# Catfishing 10/29



## whodeynati (Mar 12, 2012)

I took my dad and my brother in law out this morning. We had to wait for fog to lift. So we ended up waiting until around 10 before we felt comfortable. We caught 9 catfish total. Biggest being my bro in laws 32# bluecat. I got what I would guess is my new pb channel cat, weighed in right at 10#. All were caught on either frozen shad or frozen skipjack.

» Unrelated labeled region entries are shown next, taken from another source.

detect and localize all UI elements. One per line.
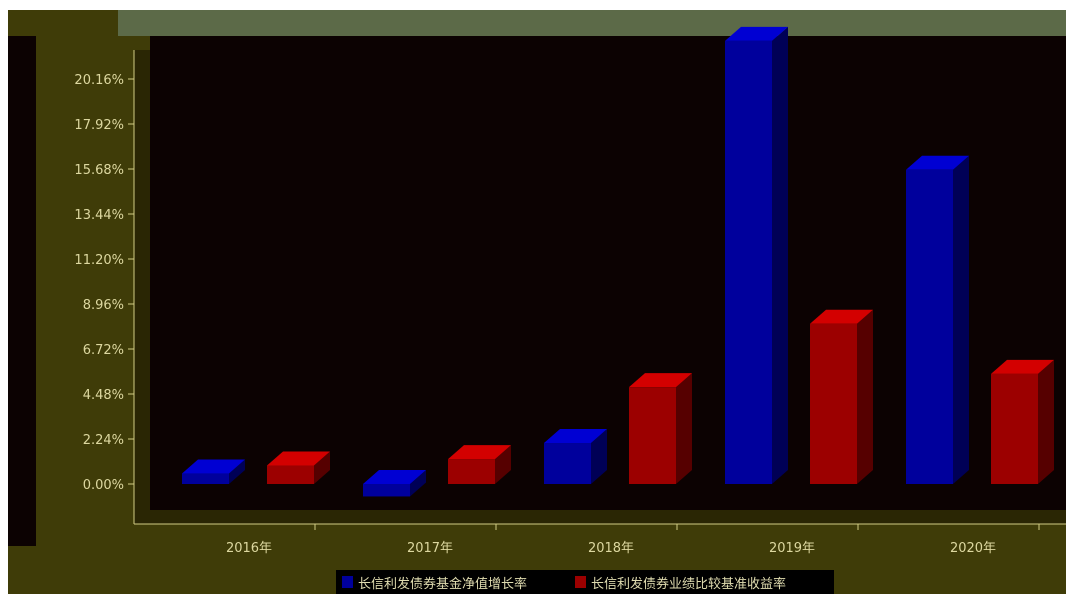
y-tick-label: 20.16% [74, 73, 124, 88]
bar-1 [182, 459, 245, 484]
legend-swatch-series-2 [575, 576, 586, 588]
bar-2 [448, 445, 511, 484]
legend: 长信利发债券基金净值增长率 长信利发债券业绩比较基准收益率 [336, 570, 834, 594]
plot-floor [134, 510, 1066, 524]
bar-2 [267, 451, 330, 484]
y-tick-label: 4.48% [83, 388, 124, 403]
x-tick-label: 2020年 [950, 541, 996, 556]
y-tick-label: 13.44% [74, 208, 124, 223]
legend-label-series-2: 长信利发债券业绩比较基准收益率 [591, 576, 786, 592]
y-tick-label: 6.72% [83, 343, 124, 358]
chart-top-strip [118, 10, 1066, 36]
bars-group [182, 26, 1054, 497]
x-tick-label: 2019年 [769, 541, 815, 556]
y-tick-label: 15.68% [74, 163, 124, 178]
x-tick-label: 2017年 [407, 541, 453, 556]
bar-2 [629, 373, 692, 484]
bar-1 [363, 470, 426, 497]
x-tick-label: 2018年 [588, 541, 634, 556]
bar-1 [725, 26, 788, 485]
x-tick-label: 2016年 [226, 541, 272, 556]
y-tick-label: 0.00% [83, 478, 124, 493]
bar-1 [544, 429, 607, 484]
y-tick-label: 17.92% [74, 118, 124, 133]
bar-1 [906, 155, 969, 484]
left-panel [8, 36, 36, 546]
legend-label-series-1: 长信利发债券基金净值增长率 [358, 576, 527, 592]
y-axis: 0.00% 2.24% 4.48% 6.72% 8.96% 11.20% 13.44% 15.… [74, 50, 135, 524]
y-tick-label: 8.96% [83, 298, 124, 313]
y-tick-label: 2.24% [83, 433, 124, 448]
plot-left-wall [134, 50, 150, 524]
legend-swatch-series-1 [342, 576, 353, 588]
bar-2 [991, 359, 1054, 484]
x-axis: 2016年 2017年 2018年 2019年 2020年 [134, 523, 1066, 556]
bar-2 [810, 309, 873, 484]
y-tick-label: 11.20% [74, 253, 124, 268]
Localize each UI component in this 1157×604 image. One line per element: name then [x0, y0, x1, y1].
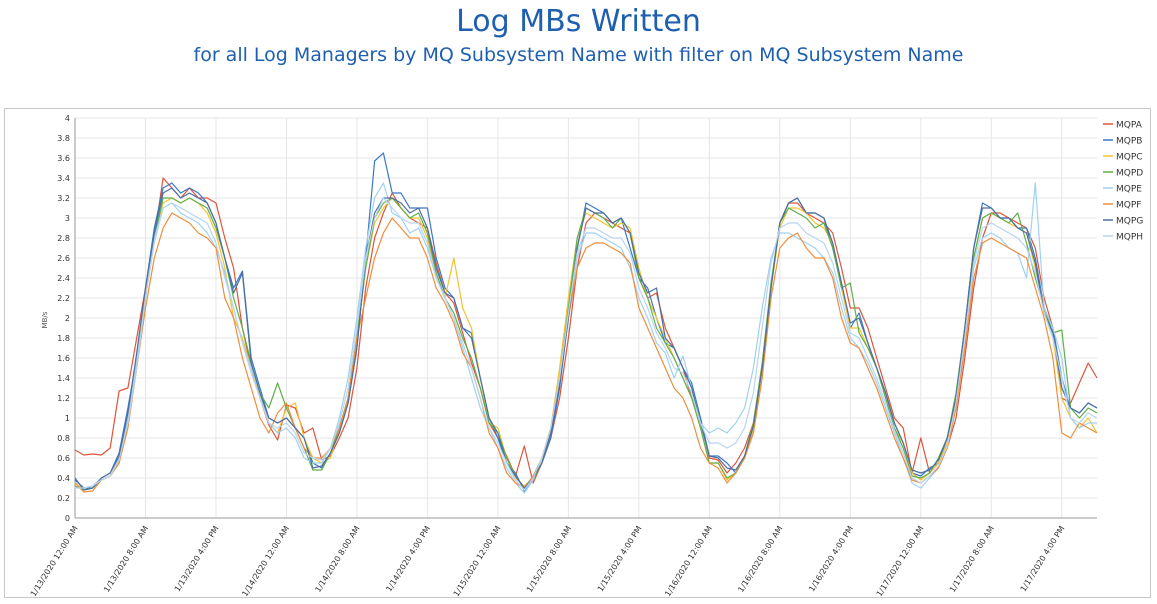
x-axis: 1/13/2020 12:00 AM 1/13/2020 8:00 AM 1/13/… [29, 517, 1097, 598]
y-tick-label: 2.2 [57, 294, 70, 303]
x-tick-label: 1/15/2020 12:00 AM [452, 524, 503, 598]
x-tick-label: 1/15/2020 8:00 AM [525, 524, 573, 594]
x-tick-label: 1/14/2020 4:00 PM [384, 524, 432, 593]
legend-label-mqpf: MQPF [1116, 201, 1141, 211]
y-tick-label: 3.6 [57, 154, 70, 163]
series-line-mqph [75, 197, 1098, 491]
y-axis: 0 0.2 0.4 0.6 0.8 1 1.2 1.4 1.6 1.8 2 2.2 2.4 2.6 2.8 3… [57, 114, 76, 523]
legend-label-mqph: MQPH [1116, 233, 1143, 243]
y-tick-label: 2 [65, 314, 70, 323]
y-tick-label: 2.4 [57, 274, 70, 283]
y-axis-label: MB/s [41, 311, 49, 328]
legend: MQPA MQPB MQPC MQPD MQPE MQPF MQPG MQPH [1103, 121, 1143, 243]
x-tick-label: 1/16/2020 12:00 AM [663, 524, 714, 598]
y-tick-label: 3.2 [57, 194, 70, 203]
series-line-mqpa [74, 177, 1098, 484]
legend-label-mqpg: MQPG [1116, 217, 1143, 227]
y-tick-label: 3.4 [57, 174, 70, 183]
chart-title: Log MBs Written [456, 4, 701, 39]
x-tick-label: 1/14/2020 12:00 AM [240, 524, 291, 598]
y-tick-label: 0.6 [57, 454, 70, 463]
y-tick-label: 1.6 [57, 354, 70, 363]
x-tick-label: 1/17/2020 8:00 AM [948, 524, 996, 594]
y-tick-label: 0.4 [57, 474, 70, 483]
y-tick-label: 0.8 [57, 434, 70, 443]
legend-label-mqpc: MQPC [1116, 153, 1143, 163]
y-tick-label: 2.6 [57, 254, 70, 263]
y-tick-label: 0 [65, 514, 70, 523]
y-tick-label: 1.2 [57, 394, 70, 403]
x-tick-label: 1/13/2020 12:00 AM [29, 524, 80, 598]
x-tick-label: 1/17/2020 12:00 AM [875, 524, 926, 598]
series-line-mqpb [74, 152, 1098, 492]
y-tick-label: 2.8 [57, 234, 70, 243]
chart-subtitle: for all Log Managers by MQ Subsystem Nam… [193, 44, 964, 66]
legend-label-mqpe: MQPE [1116, 185, 1142, 195]
x-tick-label: 1/16/2020 4:00 PM [807, 524, 855, 593]
x-tick-label: 1/16/2020 8:00 AM [736, 524, 784, 594]
series-line-mqpg [74, 187, 1098, 491]
x-tick-label: 1/15/2020 4:00 PM [596, 524, 644, 593]
series-lines [74, 152, 1098, 494]
legend-label-mqpb: MQPB [1116, 137, 1142, 147]
y-tick-label: 1 [65, 414, 70, 423]
x-tick-label: 1/14/2020 8:00 AM [313, 524, 361, 594]
y-tick-label: 3 [65, 214, 70, 223]
x-tick-label: 1/17/2020 4:00 PM [1019, 524, 1067, 593]
legend-label-mqpd: MQPD [1116, 169, 1143, 179]
x-tick-label: 1/13/2020 4:00 PM [173, 524, 221, 593]
legend-label-mqpa: MQPA [1116, 121, 1143, 131]
y-tick-label: 1.8 [57, 334, 70, 343]
y-tick-label: 1.4 [57, 374, 70, 383]
gridlines [74, 117, 1097, 519]
y-tick-label: 0.2 [57, 494, 70, 503]
y-tick-label: 4 [65, 114, 70, 123]
chart-frame [4, 108, 1151, 598]
x-tick-label: 1/13/2020 8:00 AM [102, 524, 150, 594]
y-tick-label: 3.8 [57, 134, 70, 143]
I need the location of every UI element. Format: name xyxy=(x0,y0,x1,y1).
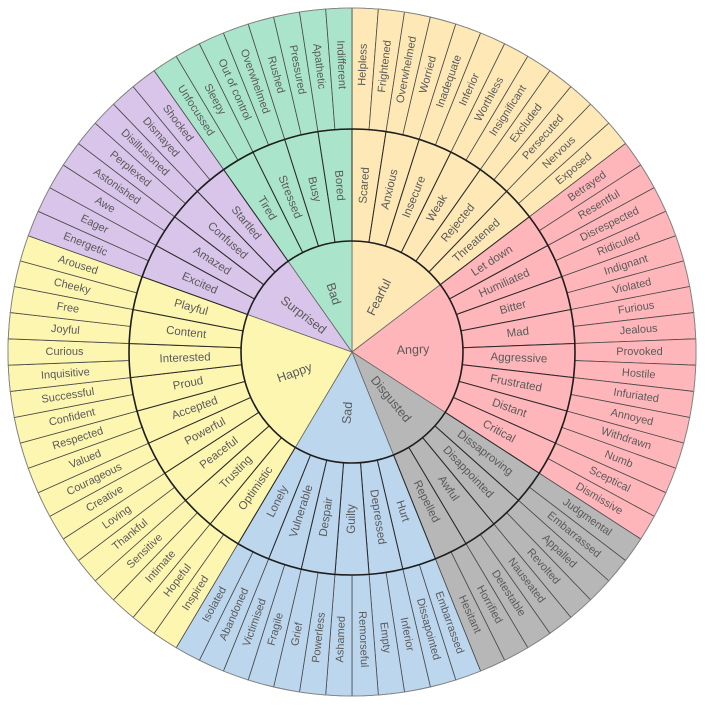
outer-emotion-label: Hostile xyxy=(621,367,655,382)
middle-emotion-label: Guilty xyxy=(346,504,358,534)
middle-emotion-label: Interested xyxy=(159,351,211,365)
core-emotion-label: Angry xyxy=(396,342,430,357)
outer-emotion-label: Curious xyxy=(46,346,84,358)
inner-ring-border xyxy=(240,240,464,464)
outer-emotion-label: Apathetic xyxy=(310,43,327,90)
outer-emotion-label: Frightened xyxy=(376,40,394,94)
outer-emotion-label: Inquisitive xyxy=(40,366,90,382)
middle-emotion-label: Content xyxy=(165,325,207,342)
outer-emotion-label: Free xyxy=(56,300,80,315)
wheel-segments xyxy=(7,7,697,697)
core-emotion-label: Sad xyxy=(339,401,355,424)
middle-emotion-label: Proud xyxy=(172,375,204,393)
middle-emotion-label: Aggressive xyxy=(490,351,547,365)
outer-emotion-label: Provoked xyxy=(616,346,662,358)
middle-emotion-label: Bored xyxy=(332,170,346,202)
outer-ring-border xyxy=(7,7,697,697)
outer-emotion-label: Grief xyxy=(289,620,305,647)
outer-emotion-label: Powerless xyxy=(310,611,328,663)
outer-emotion-label: Joyful xyxy=(51,323,81,337)
outer-emotion-label: Jealous xyxy=(619,323,658,338)
middle-emotion-label: Scared xyxy=(357,167,372,204)
middle-emotion-label: Mad xyxy=(506,326,530,340)
outer-emotion-label: Ashamed xyxy=(334,616,348,663)
outer-emotion-label: Furious xyxy=(617,299,656,317)
outer-emotion-label: Remorseful xyxy=(356,611,370,668)
outer-emotion-label: Indifferent xyxy=(334,40,348,89)
core-emotion-label: Bad xyxy=(324,281,344,306)
middle-emotion-label: Busy xyxy=(305,176,323,204)
outer-emotion-label: Helpless xyxy=(356,43,370,86)
middle-ring-border xyxy=(128,128,576,576)
outer-emotion-label: Empty xyxy=(377,621,393,654)
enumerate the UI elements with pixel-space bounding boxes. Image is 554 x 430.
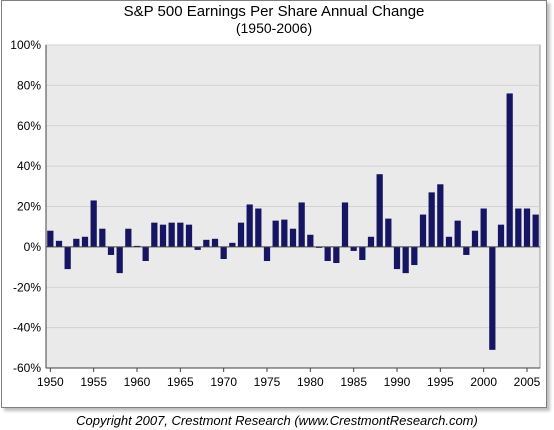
bar-1953 [73,238,80,247]
bar-1998 [463,246,470,255]
copyright-notice: Copyright 2007, Crestmont Research (www.… [76,413,478,428]
x-tick-label: 1980 [297,375,324,389]
chart-subtitle: (1950-2006) [235,20,313,36]
bar-1956 [99,228,106,247]
bar-1971 [229,242,236,247]
bar-1951 [55,240,63,247]
bar-1974 [255,208,262,247]
eps-change-bar-chart: -60%-40%-20%0%20%40%60%80%100% 1950 1955 1… [10,38,541,389]
bar-1959 [125,228,132,247]
bar-1964 [168,222,175,247]
x-tick-label: 2005 [514,375,541,389]
bar-1975 [263,246,271,262]
bar-1967 [194,246,201,250]
x-tick-label: 1965 [167,375,194,389]
bar-1978 [289,228,297,247]
bar-1961 [142,246,149,262]
bar-1968 [203,239,210,247]
bar-1989 [385,218,392,247]
bar-1997 [454,220,461,247]
bar-1979 [298,202,305,247]
bar-1999 [471,230,479,247]
bar-1976 [272,220,279,247]
bar-1995 [437,184,444,247]
bar-1965 [177,222,184,247]
bar-1994 [428,192,435,247]
y-axis-tick-labels: -60% -40% -20% 0% 20% 40% 60% 80% 100% [10,38,41,375]
bar-1984 [341,202,349,247]
x-tick-label: 1975 [254,375,281,389]
bar-1987 [367,236,375,247]
bar-1970 [220,246,227,259]
bar-2005 [523,208,531,247]
x-tick-label: 1970 [210,375,237,389]
bar-1950 [47,230,54,247]
bar-2004 [515,208,522,247]
bar-1973 [246,204,253,247]
y-tick-label: 40% [17,159,41,173]
x-axis-tick-labels: 1950 1955 1960 1965 1970 1975 1980 1985 1990 1995… [37,375,541,389]
bar-1992 [411,246,418,266]
bar-2001 [489,246,496,350]
y-tick-label: 80% [17,78,41,92]
bar-2002 [497,224,505,247]
y-tick-label: 20% [17,200,41,214]
bar-1952 [64,246,71,270]
y-tick-label: 0% [24,240,42,254]
y-tick-label: -40% [13,321,41,335]
bar-1977 [281,219,288,247]
bar-1993 [419,214,427,247]
bar-2000 [480,208,487,247]
y-tick-label: 100% [10,38,41,52]
bar-1991 [402,246,409,274]
chart-title: S&P 500 Earnings Per Share Annual Change [123,3,425,20]
x-tick-label: 1985 [340,375,367,389]
y-tick-label: 60% [17,119,41,133]
bar-1963 [159,224,167,247]
bar-1955 [90,200,97,247]
bar-1958 [116,246,123,274]
y-tick-label: -60% [13,361,41,375]
bar-2003 [506,93,513,247]
x-tick-label: 1990 [384,375,411,389]
bar-1972 [237,222,245,247]
axes [45,45,540,372]
bar-1969 [211,238,219,247]
bar-2006 [532,214,539,247]
bar-1981 [315,246,323,248]
bar-1962 [151,222,158,247]
x-tick-label: 2000 [470,375,497,389]
bar-1954 [81,236,89,247]
bar-1990 [393,246,401,270]
bar-1966 [185,224,193,247]
x-tick-label: 1955 [80,375,107,389]
bar-1996 [445,236,453,247]
x-tick-label: 1960 [124,375,151,389]
bar-1980 [307,234,314,247]
bar-1986 [359,246,366,260]
bar-1985 [350,246,357,251]
bar-1982 [324,246,331,262]
x-tick-label: 1950 [37,375,64,389]
bar-1957 [107,246,115,255]
bar-1988 [376,174,383,247]
bar-1983 [333,246,340,264]
x-tick-label: 1995 [427,375,454,389]
bar-series [47,93,539,350]
y-tick-label: -20% [13,280,41,294]
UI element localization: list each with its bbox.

Sent from my SCH-I545 using Ohub Campfire mobile app


----------



## Salmonid (Apr 14, 2004)

Nice job!! Great Blue and channel both!

Salmonid


----------



## cali2ohio (Nov 27, 2010)

Good lookin fish


----------



## Fishingnoob (May 19, 2013)

Good job! May I ask what pool of the ohio river you were fishing?


Posted using Outdoor Hub Campfire


----------



## whodeynati (Mar 12, 2012)

Thanks guys. Was fishing the Markland pool.

Sent from my SCH-I545 using Ohub Campfire mobile app


----------



## Fishman43078 (Apr 16, 2013)

Nice fish. Looking forward tobhitting the river soon. 

What was the current like?



Sent from my SCH-I545 using Ohub Campfire mobile app


----------



## whodeynati (Mar 12, 2012)

Current was normal, just enough.

Sent from my SCH-I545 using Ohub Campfire mobile app


----------



## Abu65 (Apr 17, 2004)

Nice fish congrats


----------



## nlcatfish (Mar 21, 2005)

You did have a grate day 10 fish is above the averge from most of what I read on the forum this year. Good to know there is a least 1 big Bluecat left in the river. I know I have only caught two 1 pound blues all year. That Channel is also bigger than most channels for this part of the river. Thanks for sharing the photos gives us hope we can hook into a big fish someday. Norb

P.S. Thanks for the replies about my request on the Skipjacks


----------



## SmittyN330 (May 17, 2013)

Awesome! Keep up the good work!


----------



## C J Hughes (Jan 24, 2006)

Looks like a great day on the Ohio . Nothing like fishing for cats in the winter.


----------